Legalization was also ahead in Colorado, where a recent SurveyUSA poll of 695 likely voters conducted for the Denver Post showed 50 percent in favor and 44 percent opposed. The survey had a 3.8 percent margin of error.
But in Oregon, legalization was trailing with just 42 percent in favor, according to a survey of 405 likely voters by Elway Research for The Oregonian. The poll had a margin of error of 5 percent.
The initiatives in Colorado and Oregon, in addition to allowing and taxing pot sales at state-sanctioned stores, would allow individuals to cultivate pot plants for their own use.
The Washington state measure differs in that it would ban people from growing their own pot. Unlike the other two measures, it would also create a specific blood limit on pot’s psychoactive element, THC, for drivers.
Nadelmann said that provision and endorsement by such figures as John McKay, the former U.S. Attorney for the Western District of Washington state, make the measure in that state the most likely to sway hesitant voter and ultimately succeed.

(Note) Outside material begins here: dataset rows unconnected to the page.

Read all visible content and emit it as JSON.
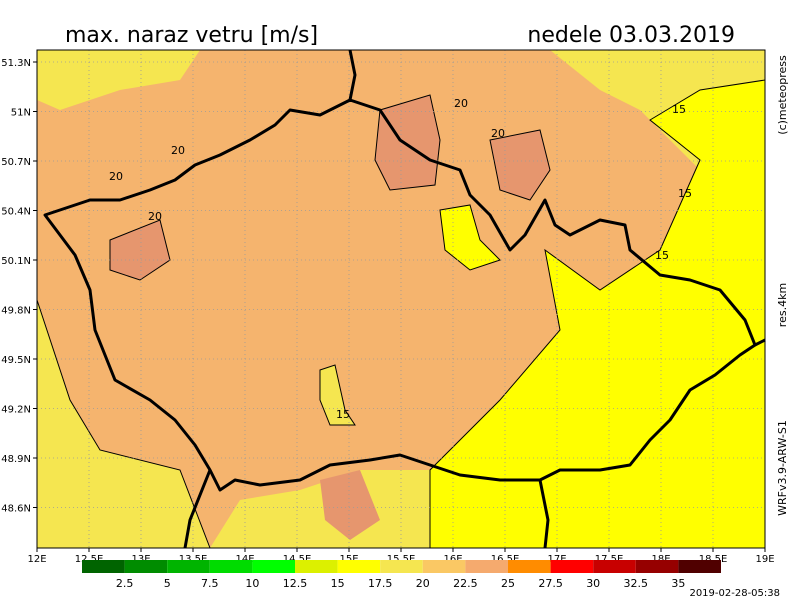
{
  "header": {
    "title": "max. naraz vetru [m/s]",
    "date": "nedele 03.03.2019"
  },
  "side_labels": {
    "copyright": "(c)meteopress",
    "resolution": "res.4km",
    "model": "WRFv3.9-ARW-S1"
  },
  "timestamp": "2019-02-28-05:38",
  "axes": {
    "lat_ticks": [
      "51.3N",
      "51N",
      "50.7N",
      "50.4N",
      "50.1N",
      "49.8N",
      "49.5N",
      "49.2N",
      "48.9N",
      "48.6N"
    ],
    "lon_ticks": [
      "12E",
      "12.5E",
      "13E",
      "13.5E",
      "14E",
      "14.5E",
      "15E",
      "15.5E",
      "16E",
      "16.5E",
      "17E",
      "17.5E",
      "18E",
      "18.5E",
      "19E"
    ]
  },
  "contour_labels": [
    "20",
    "20",
    "20",
    "20",
    "20",
    "15",
    "15",
    "15",
    "15"
  ],
  "legend": {
    "colors": [
      "#006400",
      "#008c00",
      "#00b400",
      "#00dc00",
      "#00ff00",
      "#dcf000",
      "#ffff00",
      "#f5e650",
      "#fac864",
      "#f5aa6e",
      "#ff8c00",
      "#ff0000",
      "#c80000",
      "#960000",
      "#500000"
    ],
    "labels": [
      "2.5",
      "5",
      "7.5",
      "10",
      "12.5",
      "15",
      "17.5",
      "20",
      "22.5",
      "25",
      "27.5",
      "30",
      "32.5",
      "35"
    ]
  }
}
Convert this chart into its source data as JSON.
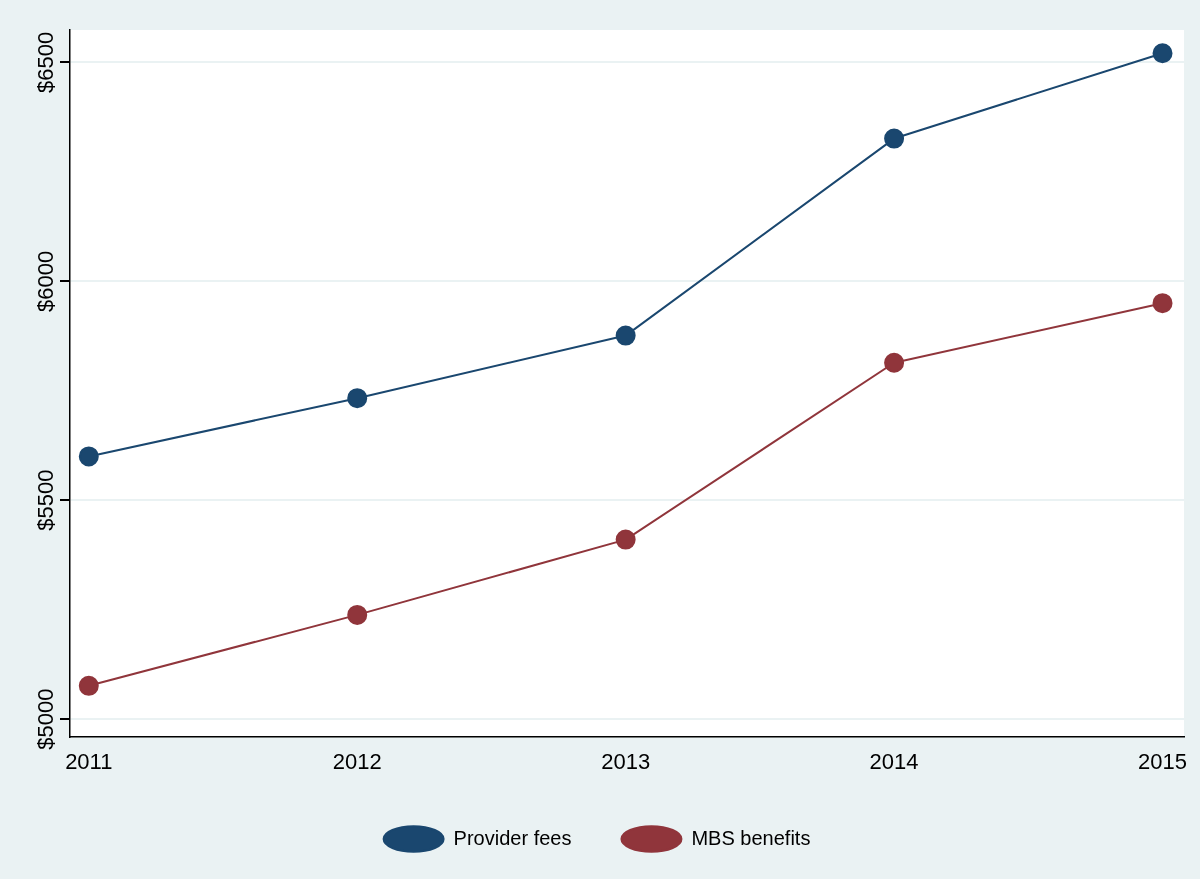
{
  "chart_data": {
    "type": "line",
    "x": [
      2011,
      2012,
      2013,
      2014,
      2015
    ],
    "series": [
      {
        "name": "Provider fees",
        "color": "#1a476f",
        "values": [
          5600,
          5733,
          5876,
          6326,
          6521
        ]
      },
      {
        "name": "MBS benefits",
        "color": "#90353b",
        "values": [
          5076,
          5238,
          5410,
          5814,
          5950
        ]
      }
    ],
    "xlim": [
      2010.93,
      2015.08
    ],
    "xticks": [
      2011,
      2012,
      2013,
      2014,
      2015
    ],
    "ylim": [
      4960,
      6574
    ],
    "yticks": [
      {
        "value": 5000,
        "label": "$5000"
      },
      {
        "value": 5500,
        "label": "$5500"
      },
      {
        "value": 6000,
        "label": "$6000"
      },
      {
        "value": 6500,
        "label": "$6500"
      }
    ],
    "grid": "y",
    "legend": "bottom",
    "marker": "circle",
    "line_style": "solid"
  }
}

Meanwhile, a Massachusetts ballot initiative on Tuesday proposes allowing medical marijuana in that state, and voters in Arkansas are being asked whether to become the first southern state to allow marijuana as medicine. Seventeen states and the District of Columbia allow medical marijuana.
In Montana, where voters in 2004 approved medical marijuana, voters will be asked whether to overturn a 2011 law that imposed tough restrictions on medical pot and led to the shutdown of dispensaries.